AI Defeats Experienced Farmers in Chinese Strawberry Farming Competition

AI farming teams were able to produce more strawberries using precision farming technology, automated watering and fertilizing systems.

Artificial Intelligence is now a dominant technology across industries. Agriculture isn't an exception. By using machine learning algorithms, the AI model can yield better results in the harvest. But despite adopting technologies, many farmers still prefer conventional ways to grow their crops as they believe AI isn't the answer.

To find out, Pinduoduo, an agricultural innovation platform, China Agricultural University with United Nations' Food and Agriculture Organization as a technical adviser, organized a four-month competition between four AI teams and four experienced farmers in July. The result was astonishing. In the strawberry farming competition that concluded recently the AI teams not only had better yield but also had a better return on investment.

Strawberry farming
AI teams convincingly beat traditional farmers in strawberry farming competition in China (representational image) Pixabay

Smart Farming

From a data science perspective, AI was supposed to be the obvious winner. By using data analytics — harvests in previous years, precise use of water and fertilizers — an AI model can help in better yields. In the competition, it was no different. While traditional farmers had to depend on years of experience and manual tasks, the AI teams managed better results with intelligent sensors, data analysis and automation.

The results heavily favored AI teams who could produce 6.86 kilograms of strawberries while the traditional farmers had only 2.32kg to show. As for the return on investment, AI teams outperformed traditional farmers by 75.5 percent.

"In agriculture, traditional farmers distrust data scientists, thinking they are flashy yet useless. Data scientists also look down on farmers, thinking they are too old-fashioned. AI cannot live without human beings, so we are looking for a way to combine traditional farming and smart agriculture," Cheng Biao, leader of the winning AI team Zhi Duo Mei that had shown a 60-percent increase in the output, told Pandaily.

Cheng Biao
Cheng Biao, leader of the winning AI team Zhi Duo Mei managed to produce nearly 300 percent more strawberries than traditional farmer Pinduoduo

Technological Reforms in Agriculture

With China being the leader in AI, the country wants to push technologies in farming for better yield. Pinduoduo, China's largest agricultural innovation platform, is helping the country digitize agricultural resources that would improve productivity. Like any other industry, the company is moving the entire chain — from production to transportation and sales — to digitalization.

Pinduoduo believes introducing AI and precision farming technology can reduce waste and improve productivity while also decreasing the mismatch in demand and supply. The farmers will also be able to expand their market size by using Pinduoduo's e-Commerce platform. The company is also working with Singapore A*Star research agency. Together, they are developing low-cost portable test kits that will help in detecting contaminants like pesticides.

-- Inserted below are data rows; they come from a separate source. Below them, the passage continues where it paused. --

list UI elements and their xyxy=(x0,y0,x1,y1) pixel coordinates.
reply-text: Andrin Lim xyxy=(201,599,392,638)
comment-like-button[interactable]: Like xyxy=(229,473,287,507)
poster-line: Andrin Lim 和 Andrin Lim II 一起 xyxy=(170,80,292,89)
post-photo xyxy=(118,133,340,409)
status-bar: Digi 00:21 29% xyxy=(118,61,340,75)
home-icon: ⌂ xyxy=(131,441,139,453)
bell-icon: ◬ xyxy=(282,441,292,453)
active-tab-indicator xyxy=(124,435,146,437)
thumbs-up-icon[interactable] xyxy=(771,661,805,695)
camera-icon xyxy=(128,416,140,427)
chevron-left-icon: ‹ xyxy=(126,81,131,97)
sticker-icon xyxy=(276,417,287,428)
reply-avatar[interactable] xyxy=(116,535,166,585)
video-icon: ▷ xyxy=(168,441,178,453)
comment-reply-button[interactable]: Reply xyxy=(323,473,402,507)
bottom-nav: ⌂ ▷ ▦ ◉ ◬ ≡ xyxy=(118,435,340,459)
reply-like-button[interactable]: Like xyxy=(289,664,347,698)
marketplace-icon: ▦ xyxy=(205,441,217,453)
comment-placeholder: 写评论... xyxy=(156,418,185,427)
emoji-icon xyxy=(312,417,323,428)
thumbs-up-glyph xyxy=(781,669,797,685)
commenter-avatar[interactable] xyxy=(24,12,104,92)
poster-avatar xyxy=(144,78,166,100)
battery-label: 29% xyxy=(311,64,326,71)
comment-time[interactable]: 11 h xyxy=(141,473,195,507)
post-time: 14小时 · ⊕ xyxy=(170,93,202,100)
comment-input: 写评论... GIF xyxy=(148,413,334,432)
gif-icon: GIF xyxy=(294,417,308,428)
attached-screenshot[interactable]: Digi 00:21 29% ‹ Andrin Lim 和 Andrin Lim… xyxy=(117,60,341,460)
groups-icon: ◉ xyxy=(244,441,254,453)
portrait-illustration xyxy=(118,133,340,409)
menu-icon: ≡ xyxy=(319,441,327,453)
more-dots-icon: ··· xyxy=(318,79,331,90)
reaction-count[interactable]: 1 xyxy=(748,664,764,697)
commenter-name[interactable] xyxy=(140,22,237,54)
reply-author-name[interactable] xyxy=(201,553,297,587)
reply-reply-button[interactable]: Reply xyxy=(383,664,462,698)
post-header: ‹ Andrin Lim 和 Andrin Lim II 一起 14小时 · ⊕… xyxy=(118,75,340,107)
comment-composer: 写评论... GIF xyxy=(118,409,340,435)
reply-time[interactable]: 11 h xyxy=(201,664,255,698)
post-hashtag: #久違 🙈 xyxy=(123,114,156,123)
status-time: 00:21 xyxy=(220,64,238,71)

However, as for smart farming, it is going to inevitable in the face of climate change. With the change in weather patterns and frequent storms, many countries that depend on agriculture have had poor harvests, leading to food shortages and skyrocketing prices of grains.

According to He Dongjian, an agricultural expert, smart farming will help ensure food security as any novice can grow crops using technology. What he calls a "smart plug-in" will allow inexperienced farmers to grow crops through "one-click planting", reducing the dependence on the shrinking farming labor force.

It was evident during the competition. While skilled farmers had to rely on their experience, the AI teams only tweaked their algorithms to adjust watering and fertilizing their strawberry plots. The rest of it was completely automated with no human intervention needed. "It is an irreversible trend of fewer and fewer people engaged in agriculture. In 10 years, there will be unmanned farmlands," said He, who is a professor of agriculture in China.